Un président de la Commission « illégitime » ? Non, une procédure démocratique complexe

A chaque prise de parole ou décision de la présidente de la Commission européenne, la question de sa légitimité revient. Pourtant, sa nomination relève d’une procédure démocratique, toutefois « complexe », note l’historien Laurent Warlouzet, auteur de Europe contre Europe, « ce qui affecte sa légitimité ». « La Commission, c’est un peu l’organe européen par excellence qui symbolise le transfert de compétences à l’échelle supranationale, ce qui, selon les eurosceptiques nationalistes, donne une partie de la souveraineté nationale », explique aussi Nathalie Brack.
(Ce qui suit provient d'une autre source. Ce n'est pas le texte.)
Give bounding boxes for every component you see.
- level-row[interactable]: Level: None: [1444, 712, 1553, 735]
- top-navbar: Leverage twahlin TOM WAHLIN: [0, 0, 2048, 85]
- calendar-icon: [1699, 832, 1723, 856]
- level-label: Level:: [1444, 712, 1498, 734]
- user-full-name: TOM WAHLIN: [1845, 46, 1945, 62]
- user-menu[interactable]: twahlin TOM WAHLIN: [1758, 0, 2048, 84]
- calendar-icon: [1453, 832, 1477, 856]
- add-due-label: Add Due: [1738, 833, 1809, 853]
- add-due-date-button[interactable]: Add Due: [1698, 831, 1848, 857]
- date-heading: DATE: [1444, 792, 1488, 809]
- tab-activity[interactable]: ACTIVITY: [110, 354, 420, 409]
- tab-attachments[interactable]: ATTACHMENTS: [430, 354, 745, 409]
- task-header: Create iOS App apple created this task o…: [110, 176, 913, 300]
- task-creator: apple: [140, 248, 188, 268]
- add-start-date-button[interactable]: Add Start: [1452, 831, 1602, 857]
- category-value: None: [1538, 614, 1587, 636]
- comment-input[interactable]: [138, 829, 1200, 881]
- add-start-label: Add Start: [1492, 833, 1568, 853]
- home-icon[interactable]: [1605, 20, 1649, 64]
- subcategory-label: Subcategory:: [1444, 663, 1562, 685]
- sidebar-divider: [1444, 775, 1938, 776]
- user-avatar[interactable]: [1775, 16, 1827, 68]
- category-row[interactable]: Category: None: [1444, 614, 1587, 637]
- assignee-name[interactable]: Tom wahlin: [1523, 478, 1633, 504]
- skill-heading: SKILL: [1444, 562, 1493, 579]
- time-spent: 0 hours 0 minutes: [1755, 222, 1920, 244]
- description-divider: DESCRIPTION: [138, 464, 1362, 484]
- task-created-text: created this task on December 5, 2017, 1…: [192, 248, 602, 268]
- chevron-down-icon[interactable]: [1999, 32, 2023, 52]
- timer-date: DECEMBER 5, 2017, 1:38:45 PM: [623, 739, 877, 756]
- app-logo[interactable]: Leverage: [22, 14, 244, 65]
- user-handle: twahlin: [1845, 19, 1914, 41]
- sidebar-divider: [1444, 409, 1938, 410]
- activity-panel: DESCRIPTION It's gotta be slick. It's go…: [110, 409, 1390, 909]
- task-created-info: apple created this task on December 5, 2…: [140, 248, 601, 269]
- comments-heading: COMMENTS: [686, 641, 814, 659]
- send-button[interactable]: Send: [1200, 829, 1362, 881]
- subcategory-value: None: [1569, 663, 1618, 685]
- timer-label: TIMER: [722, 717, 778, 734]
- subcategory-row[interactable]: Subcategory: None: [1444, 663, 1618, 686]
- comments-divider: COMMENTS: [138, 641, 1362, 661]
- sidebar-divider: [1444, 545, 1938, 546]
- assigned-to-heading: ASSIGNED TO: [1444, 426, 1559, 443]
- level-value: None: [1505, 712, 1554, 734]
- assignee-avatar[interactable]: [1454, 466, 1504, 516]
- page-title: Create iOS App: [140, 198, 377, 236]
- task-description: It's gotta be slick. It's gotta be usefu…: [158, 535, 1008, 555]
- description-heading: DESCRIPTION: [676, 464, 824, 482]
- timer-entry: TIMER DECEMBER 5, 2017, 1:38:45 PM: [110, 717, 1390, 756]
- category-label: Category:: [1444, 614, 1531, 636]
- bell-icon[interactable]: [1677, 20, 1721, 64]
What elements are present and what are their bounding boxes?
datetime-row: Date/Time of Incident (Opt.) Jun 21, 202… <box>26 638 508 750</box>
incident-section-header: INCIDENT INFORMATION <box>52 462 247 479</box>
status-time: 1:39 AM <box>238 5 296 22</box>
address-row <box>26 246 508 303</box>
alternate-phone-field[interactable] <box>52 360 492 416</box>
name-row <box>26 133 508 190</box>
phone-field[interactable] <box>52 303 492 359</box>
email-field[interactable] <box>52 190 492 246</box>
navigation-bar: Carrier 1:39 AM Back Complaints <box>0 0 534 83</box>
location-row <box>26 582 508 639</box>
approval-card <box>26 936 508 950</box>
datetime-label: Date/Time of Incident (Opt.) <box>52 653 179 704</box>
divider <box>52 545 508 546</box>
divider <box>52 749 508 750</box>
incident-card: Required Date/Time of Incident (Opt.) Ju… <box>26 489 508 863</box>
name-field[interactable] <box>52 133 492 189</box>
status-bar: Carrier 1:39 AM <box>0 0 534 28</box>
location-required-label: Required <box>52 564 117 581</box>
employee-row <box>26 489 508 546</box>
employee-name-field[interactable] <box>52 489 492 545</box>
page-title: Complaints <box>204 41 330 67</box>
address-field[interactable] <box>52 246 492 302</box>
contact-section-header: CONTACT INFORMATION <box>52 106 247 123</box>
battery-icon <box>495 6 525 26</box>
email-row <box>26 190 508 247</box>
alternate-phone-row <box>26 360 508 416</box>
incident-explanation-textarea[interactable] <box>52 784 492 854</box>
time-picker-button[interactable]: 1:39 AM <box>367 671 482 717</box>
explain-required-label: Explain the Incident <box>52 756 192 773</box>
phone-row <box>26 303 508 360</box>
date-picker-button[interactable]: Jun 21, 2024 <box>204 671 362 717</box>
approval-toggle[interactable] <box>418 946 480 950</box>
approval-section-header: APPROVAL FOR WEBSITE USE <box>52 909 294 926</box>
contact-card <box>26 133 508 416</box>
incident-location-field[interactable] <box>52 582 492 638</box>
Si les présidents français ou allemand sont choisis par une élection nationale, Ursula von der Leyen a été « désignée à l’issue de 28 élections différentes, les 27 élections nationales qui ont désigné les gouvernements, et les élections européennes de 2019 qui ont élu le Parlement européen », détaille Laurent Warlouzet. Et la présidence de la Commission doit refléter l’équilibre politique issu de ce dernier scrutin.

En 2019, la nomination de la première femme à ce poste a d’abord été proposée par les chefs d’Etats. Il a ensuite fallu gagner le vote de confiance du Parlement européen, obtenu d’une courte majorité grâce à une alliance des conservateurs majoritaires du PPE, des sociaux-démocrates du S & D et des centristes de Renew. « Mais la puissance de la Commission ne doit pas être exagérée, souligne le professeur d’histoire européenne. Elle n’est pas un gouvernement européen : elle n’a ni armée, ni police, ni justice pénale, ni Sécurité sociale. »

Une présidence plus politique et qui polarise

La présidence d’Ursula von der Leyen aura été marquée par son ton : elle a voulu donner un visage à l’Europe, en se positionnant sur une série de dossiers comme la pandémie de Covid-19, la guerre en Ukraine ou le Pacte vert. « Forcément, elle attire plus de critiques qu’un président qui était moins visible, plus technocratique, comme Barroso, estime la politologue Nathalie Brack. Plus vous politisez, plus vous polarisez. Et la polarisation entraîne un camp négatif. »

C’est le Luxembourgeois Jean-Claude Juncker, cible d’attaques sur son alcoolisme supposé, qui a essayé de politiser la présidence de la Commission lors de son passage entre 2014 et 2019. « En tant que seul Spitzenkandidat élu [candidat tête de liste d’un parti aux élections], Jean-Claude Juncker a peut-être moins fait de vagues qu’Ursula von der Leyen, relève Nathalie Brack. Elle a été nommée suite à un autre processus et, dans son vote d’investiture, il y avait moins de consensus autour de sa personne. Mais elle a essayé de continuer sur la voie de Jean-Claude Juncker. »

Pour Laurent Warlouzet, l’Allemande est aussi détestée par une extrême droite française russophile et hostile à l’écologie. La dirigeante « ambitieuse » a renforcé la Commission lors des crises et est « logiquement la cible des souverainistes », pointe-t-il. Il donne en exemple le cas de Viktor Orban en Hongrie, qui a ciblé Juncker, puis von der Leyen, « avec des discours complotistes, flirtant avec l’antisémitisme, en attaquant en même temps le milliardaire hongrois George Soros ».